E o revival não é de um exemplo isolado. Dia desses um programa de gente descolada, Papo de Segunda (GNT), esmerou-se em dar dicas sobre como poupar. Não é que este assunto não possa ser abordado por “descolados” (relevem se “descolado” for expressão dos anos 1990; faz parte do clima). É que se um programa de TV com este perfil também está abordando o tema é porque a situação de fato ampliou sua atenção para além do trivial.
Dicas sobre “como economizar” eram uma constante na segunda metade dos anos 1990. Uma delas recomendava: não vá às compras com fome, porque vai acabar gastando mais. Pois bem, coloque a dica no Google e você verá como ela tornou a ser repetida nos dias de hoje. Nas listas de hoje também já aparece a recomendação de levar uma calculadora para não ser iludido pelos preços – exatamente como se fazia nos anos 1990.

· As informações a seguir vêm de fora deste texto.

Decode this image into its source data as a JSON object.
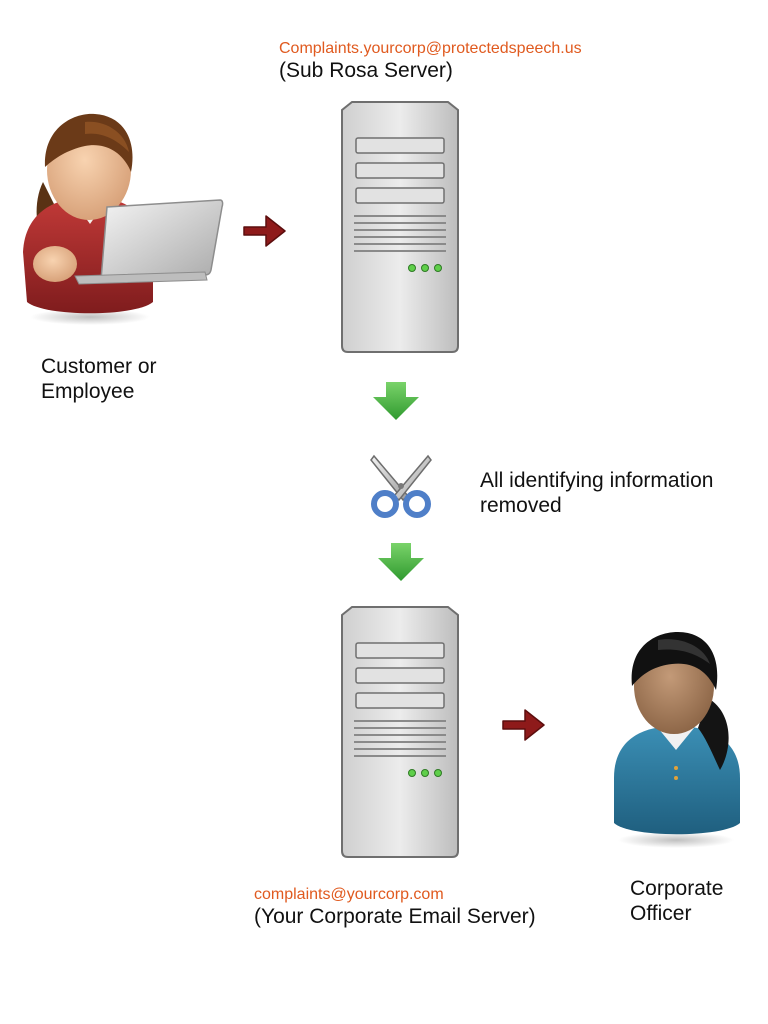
{
  "sub_rosa": {
    "email": "Complaints.yourcorp@protectedspeech.us",
    "label": "(Sub Rosa Server)"
  },
  "customer": {
    "line1": "Customer or",
    "line2": "Employee"
  },
  "redaction": {
    "line1": "All identifying information",
    "line2": "removed"
  },
  "corporate_server": {
    "email": "complaints@yourcorp.com",
    "label": "(Your Corporate Email Server)"
  },
  "officer": {
    "line1": "Corporate",
    "line2": "Officer"
  },
  "icons": {
    "customer": "person-with-laptop-icon",
    "server": "server-tower-icon",
    "arrow_right": "red-arrow-right-icon",
    "arrow_down": "green-arrow-down-icon",
    "scissors": "scissors-icon",
    "officer": "person-officer-icon"
  },
  "colors": {
    "email_text": "#e05a1f",
    "arrow_red": "#8e1a1a",
    "arrow_green": "#3cae3c",
    "server_gray": "#c8c8c8",
    "customer_shirt": "#a8292a",
    "officer_shirt": "#2e7ca0"
  }
}
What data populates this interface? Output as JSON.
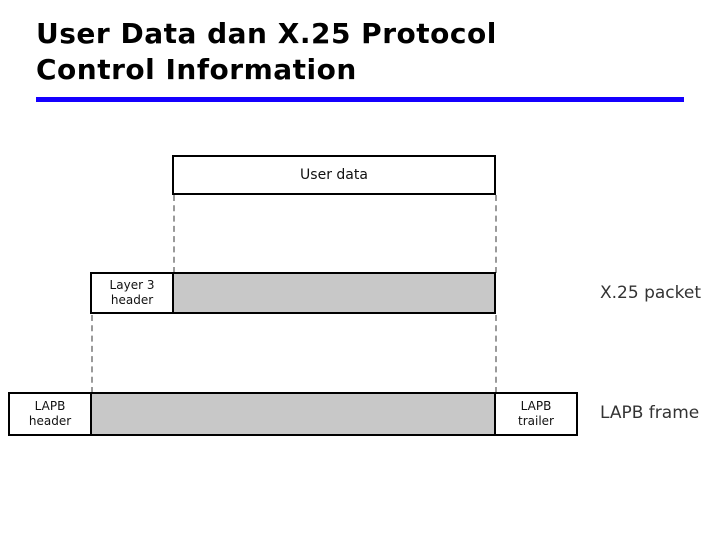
{
  "slide": {
    "title": "User Data dan X.25 Protocol\nControl Information",
    "rule_color": "#1500ff"
  },
  "diagram": {
    "user_data": {
      "label": "User data"
    },
    "x25_row": {
      "layer3_header": {
        "label": "Layer 3\nheader"
      },
      "payload": {
        "label": ""
      },
      "side_label": "X.25 packet"
    },
    "lapb_row": {
      "lapb_header": {
        "label": "LAPB\nheader"
      },
      "payload": {
        "label": ""
      },
      "lapb_trailer": {
        "label": "LAPB\ntrailer"
      },
      "side_label": "LAPB frame"
    },
    "colors": {
      "box_border": "#000000",
      "payload_fill": "#c8c8c8",
      "guide_line": "#9a9a9a"
    }
  }
}
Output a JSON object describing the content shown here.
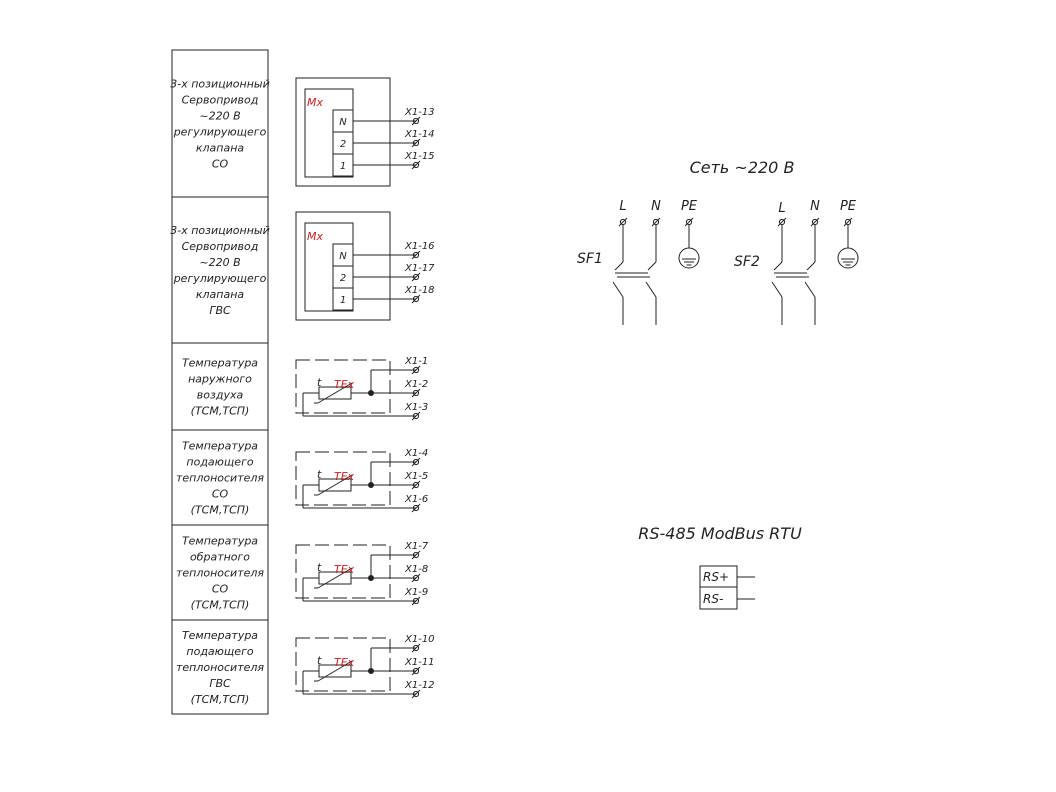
{
  "legend_rows": [
    {
      "lines": [
        "3-х позиционный",
        "Сервопривод",
        "~220 В",
        "регулирующего",
        "клапана",
        "СО"
      ]
    },
    {
      "lines": [
        "3-х позиционный",
        "Сервопривод",
        "~220 В",
        "регулирующего",
        "клапана",
        "ГВС"
      ]
    },
    {
      "lines": [
        "Температура",
        "наружного",
        "воздуха",
        "(ТСМ,ТСП)"
      ]
    },
    {
      "lines": [
        "Температура",
        "подающего",
        "теплоносителя",
        "СО",
        "(ТСМ,ТСП)"
      ]
    },
    {
      "lines": [
        "Температура",
        "обратного",
        "теплоносителя",
        "СО",
        "(ТСМ,ТСП)"
      ]
    },
    {
      "lines": [
        "Температура",
        "подающего",
        "теплоносителя",
        "ГВС",
        "(ТСМ,ТСП)"
      ]
    }
  ],
  "actuators": [
    {
      "tag": "Mx",
      "pins": [
        "N",
        "2",
        "1"
      ],
      "terminals": [
        "X1-13",
        "X1-14",
        "X1-15"
      ]
    },
    {
      "tag": "Mx",
      "pins": [
        "N",
        "2",
        "1"
      ],
      "terminals": [
        "X1-16",
        "X1-17",
        "X1-18"
      ]
    }
  ],
  "sensors": [
    {
      "tag": "TEx",
      "symbol": "t",
      "terminals": [
        "X1-1",
        "X1-2",
        "X1-3"
      ]
    },
    {
      "tag": "TEx",
      "symbol": "t",
      "terminals": [
        "X1-4",
        "X1-5",
        "X1-6"
      ]
    },
    {
      "tag": "TEx",
      "symbol": "t",
      "terminals": [
        "X1-7",
        "X1-8",
        "X1-9"
      ]
    },
    {
      "tag": "TEx",
      "symbol": "t",
      "terminals": [
        "X1-10",
        "X1-11",
        "X1-12"
      ]
    }
  ],
  "power": {
    "title": "Сеть ~220 В",
    "breakers": [
      {
        "name": "SF1",
        "phases": [
          "L",
          "N",
          "PE"
        ]
      },
      {
        "name": "SF2",
        "phases": [
          "L",
          "N",
          "PE"
        ]
      }
    ]
  },
  "rs485": {
    "title": "RS-485 ModBus RTU",
    "pins": [
      "RS+",
      "RS-"
    ]
  },
  "colors": {
    "line": "#222222",
    "accent": "#c81e1e"
  }
}
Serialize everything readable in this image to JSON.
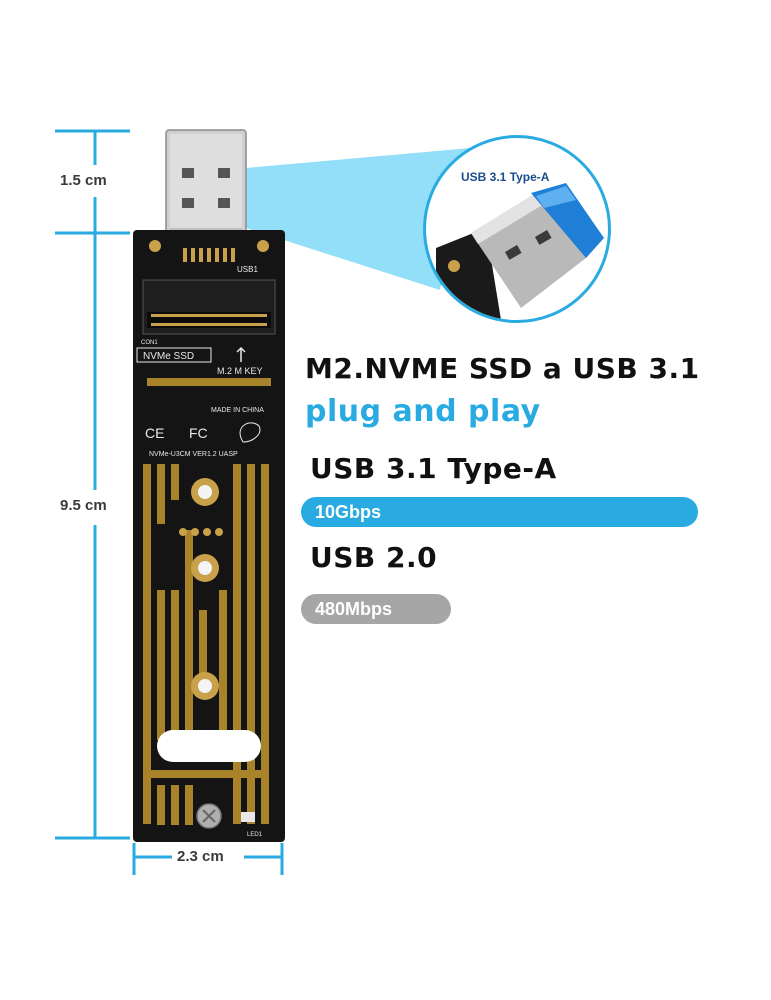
{
  "dimensions": {
    "plug_length": "1.5 cm",
    "board_length": "9.5 cm",
    "board_width": "2.3 cm"
  },
  "callout": {
    "label": "USB 3.1  Type-A"
  },
  "headline": {
    "title": "M2.NVME SSD a USB 3.1",
    "subtitle": "plug and play"
  },
  "specs": [
    {
      "name": "USB 3.1 Type-A",
      "speed": "10Gbps"
    },
    {
      "name": "USB 2.0",
      "speed": "480Mbps"
    }
  ],
  "board_markings": {
    "usb_port": "USB1",
    "connector": "CON1",
    "ssd_box": "NVMe SSD",
    "key": "M.2  M KEY",
    "made_in": "MADE IN CHINA",
    "ce": "CE",
    "fc": "FC",
    "model": "NVMe-U3CM  VER1.2   UASP",
    "led": "LED1"
  },
  "colors": {
    "accent": "#29abe2",
    "gray_pill": "#a6a6a6",
    "pcb": "#141414",
    "gold": "#a9832a"
  }
}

Os economistas devem ter boas explicações para isso, aquela coisa dos ciclos e coisa e tal. Como cidadão, nos incomoda que tenhamos de estar sempre à mercê desses sobressaltos, pulando de uma situação para outra, como numa gangorra sinistra de “com dinheiro” e “sem dinheiro”. Em vez de constância, espasmos.
As inquietações, apertos e sofrimentos espalham-se para todos. Sabemos, porém, que estes malefícios não recaem com a mesma intensidade sobre todos; da mesma forma que a capacidade de recuperação não é mesma para todos. É aí que entra a parte mais dolorosa das dificuldades – aquela que se abate sem piedade sobre os mais pobres, impulsionando-os para as ruas ou para dentro dos ônibus, como último recurso de sobrevivência.